Department of Internal Medicine, Semmelweis University, Budapest, Hungary.
Department of Bioinformatics, Semmelweis University, Budapest, Hungary.
Clin Transl Gastroenterol. 2023 Feb 1;14(2):e00517. doi: 10.14309/ctg.0000000000000517.

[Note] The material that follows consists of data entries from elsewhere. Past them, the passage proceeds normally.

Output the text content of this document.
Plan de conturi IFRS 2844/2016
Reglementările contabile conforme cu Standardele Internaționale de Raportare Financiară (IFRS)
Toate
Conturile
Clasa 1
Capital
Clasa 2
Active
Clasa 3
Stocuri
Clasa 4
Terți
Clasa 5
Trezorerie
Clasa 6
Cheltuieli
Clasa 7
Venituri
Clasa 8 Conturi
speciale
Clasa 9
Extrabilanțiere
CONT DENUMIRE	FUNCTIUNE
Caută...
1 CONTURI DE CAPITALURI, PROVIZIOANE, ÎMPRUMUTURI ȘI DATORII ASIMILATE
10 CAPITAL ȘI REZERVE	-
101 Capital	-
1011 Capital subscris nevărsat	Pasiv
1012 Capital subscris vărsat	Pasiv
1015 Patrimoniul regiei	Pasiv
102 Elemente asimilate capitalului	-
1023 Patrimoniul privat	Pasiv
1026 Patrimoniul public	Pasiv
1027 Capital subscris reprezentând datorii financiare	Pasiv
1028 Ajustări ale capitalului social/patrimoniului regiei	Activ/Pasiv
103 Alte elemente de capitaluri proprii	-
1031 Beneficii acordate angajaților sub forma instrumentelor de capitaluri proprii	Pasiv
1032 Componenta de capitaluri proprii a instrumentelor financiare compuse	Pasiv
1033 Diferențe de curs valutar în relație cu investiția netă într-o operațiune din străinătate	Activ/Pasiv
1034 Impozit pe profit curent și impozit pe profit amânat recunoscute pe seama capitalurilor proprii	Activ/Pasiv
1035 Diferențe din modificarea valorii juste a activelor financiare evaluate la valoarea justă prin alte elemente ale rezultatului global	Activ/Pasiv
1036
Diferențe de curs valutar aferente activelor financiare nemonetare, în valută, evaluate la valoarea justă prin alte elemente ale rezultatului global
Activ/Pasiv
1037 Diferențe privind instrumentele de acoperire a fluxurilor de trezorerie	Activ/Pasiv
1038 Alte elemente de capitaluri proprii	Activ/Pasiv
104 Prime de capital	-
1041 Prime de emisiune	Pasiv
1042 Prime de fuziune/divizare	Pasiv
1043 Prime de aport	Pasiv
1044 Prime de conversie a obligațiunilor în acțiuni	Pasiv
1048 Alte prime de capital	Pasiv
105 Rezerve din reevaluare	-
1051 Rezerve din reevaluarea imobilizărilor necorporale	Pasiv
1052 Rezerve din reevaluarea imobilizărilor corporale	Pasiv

By linking cellular content and molecular subtypes of colorectal cancer (CRC), we aim to uncover novel features useful for targeted therapy. Our first goal was to evaluate gene expression alterations linked to CRC pathogenesis, and then, we aimed to evaluate the cellular composition differences between normal colon mucosa and tumor and between different colon cancer molecular subtypes.
We collected microarray and RNA sequencing data of patients with CRC from the Genome Expression Omnibus and The Cancer Genome Atlas. We combined all cases and performed quantile normalization. Genes with a fold change of >2 were further investigated. We used xCell for cellular decomposition and CMScaller for molecular subtyping. For statistical analyses, the Kruskal-Wallis H test and Mann-Whitney U tests were performed with Bonferroni correction.
We established an integrated database of normal colon and CRC using transcriptomic data of 1,082 samples. By using this data set, we identified genes showing the highest differential expression in colon tumors. The top genes were linked to calcium signaling, matrix metalloproteinases, and transcription factors. When compared with normal samples, CD4+ memory T cells, CD8+ naive T cells, CD8+ T cells, Th1 cells, Th2 cells, and regulatory T cells were enriched in tumor tissues. The ImmuneScore was decreased in tumor samples compared with normal samples. The CMS1 and CMS4 molecular subtypes were the most immunogenic, with the highest ImmuneScore but also high infiltration by CD8+ T cells, Th1 cells, and Th2 cells in CMS1 and B-cell subtypes and CD8+ T cells in CMS4.
Our analysis uncovers features enabling advanced treatment selection and the development of novel therapies in CRC.
通过将结直肠癌(CRC)的细胞内容物和分子亚型联系起来,我们旨在发现对靶向治疗有用的新特征。我们的首要目标是评估与 CRC 发病机制相关的基因表达改变,然后评估正常结肠黏膜与肿瘤之间以及不同结直肠癌分子亚型之间的细胞组成差异。
我们从基因组表达综合数据库和癌症基因组图谱中收集了结直肠癌患者的微阵列和 RNA 测序数据。我们合并了所有病例并进行了分位数归一化。进一步研究了 fold change > 2 的基因。我们使用 xCell 进行细胞分解,使用 CMScaller 进行分子分型。对于统计分析,使用 Kruskal-Wallis H 检验和 Mann-Whitney U 检验,并进行了 Bonferroni 校正。
我们使用 1082 个样本的转录组数据建立了一个正常结肠和 CRC 的综合数据库。使用这个数据集,我们确定了在结肠肿瘤中表现出最高差异表达的基因。排名靠前的基因与钙信号、基质金属蛋白酶和转录因子有关。与正常样本相比,肿瘤组织中富集了 CD4+记忆 T 细胞、CD8+幼稚 T 细胞、CD8+T 细胞、Th1 细胞、Th2 细胞和调节性 T 细胞。与正常样本相比,肿瘤样本中的 ImmuneScore 降低。CMS1 和 CMS4 分子亚型最具免疫原性,具有最高的 ImmuneScore,但也有高浸润的 CD8+T 细胞、Th1 细胞和 Th2 细胞在 CMS1 和 B 细胞亚型和 CD8+T 细胞在 CMS4。
我们的分析揭示了在 CRC 中实现先进治疗选择和开发新疗法的特征。